Women who worked at home would wear an old skirt that had once been a good church-going skirt, a layering of jumpers and cardigans and a flowered apron. When outdoors she would add a headscarf, an old coat and a pair of wellington boots. Trousers were never worn, as these were not considered ladylike.
Bert’s mother still adheres to these ancient dress codes. Whilst at home she wanders around in an assortment of ill-matching garments, which will include a layering of polyester and acrylic skirts. She always wears a flowered apron and a pair of Bert’s old deck shoes. Many of her clothes date from the early acrylic years and are indestructible as long as they are kept away from naked flames. Being canny (and Cully) she sees no need for replacing these vintage garments. Her other better clothes are kept for special outings, Church etc.

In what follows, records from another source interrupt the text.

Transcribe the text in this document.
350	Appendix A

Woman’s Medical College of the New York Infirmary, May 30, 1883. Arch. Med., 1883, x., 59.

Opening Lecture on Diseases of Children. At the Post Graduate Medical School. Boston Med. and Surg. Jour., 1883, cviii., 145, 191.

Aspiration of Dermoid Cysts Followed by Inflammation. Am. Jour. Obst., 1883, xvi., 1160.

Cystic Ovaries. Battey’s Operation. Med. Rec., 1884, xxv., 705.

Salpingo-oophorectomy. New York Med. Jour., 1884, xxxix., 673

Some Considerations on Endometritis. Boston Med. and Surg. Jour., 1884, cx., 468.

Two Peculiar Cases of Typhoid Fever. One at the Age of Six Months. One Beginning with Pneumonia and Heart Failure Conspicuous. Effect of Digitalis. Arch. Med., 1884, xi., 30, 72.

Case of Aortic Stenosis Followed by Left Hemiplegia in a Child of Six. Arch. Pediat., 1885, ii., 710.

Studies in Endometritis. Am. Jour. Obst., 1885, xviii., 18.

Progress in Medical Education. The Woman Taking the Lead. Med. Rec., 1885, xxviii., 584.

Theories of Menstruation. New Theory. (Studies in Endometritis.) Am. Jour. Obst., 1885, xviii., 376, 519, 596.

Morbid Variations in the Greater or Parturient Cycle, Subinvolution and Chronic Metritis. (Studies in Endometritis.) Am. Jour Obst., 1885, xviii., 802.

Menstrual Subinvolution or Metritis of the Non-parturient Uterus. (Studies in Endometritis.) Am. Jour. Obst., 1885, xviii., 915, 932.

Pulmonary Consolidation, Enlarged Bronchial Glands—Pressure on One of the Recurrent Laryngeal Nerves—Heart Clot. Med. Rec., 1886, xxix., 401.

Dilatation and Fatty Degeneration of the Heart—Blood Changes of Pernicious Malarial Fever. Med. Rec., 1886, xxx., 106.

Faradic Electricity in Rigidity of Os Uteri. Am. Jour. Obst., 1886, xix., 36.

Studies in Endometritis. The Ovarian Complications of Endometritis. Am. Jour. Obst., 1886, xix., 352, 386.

Last week Pearlie asked Bert to take her to visit her sister Lizzie. As it was only Lizzie she was going to see she decided against changing out of her ‘wearing’ clothes. On the way she asked Bert to stop at our local garage to stock up on wild bird tucker. She gave him £10 and instructed him to spend £5. Meanwhile she waited in the van. But then she had a change of mind. Bert said he was gathering up her purchases when she suddenly appeared in the shop foyer screeching at him, “Bertie, Bertie, ye may spend the whole ten poond on the wee birds!”
This is what he told me.
God it was strange to see her standing there in her old wearing clothes. Y’know I never give her clothes a thought when she’s at home for I’m that used to the odd way she dresses. But to see her standing there among normal folk looked so rare. Back in the van I was having a giggle to myself about it and she said, “What are you laughing at?” and I said, “You! And the cut of you standing in the shop with your apron and all the rest of it,” and do you know what she said back?
“Those that knows me knows I hae better; and those that disnae, disnae metter!”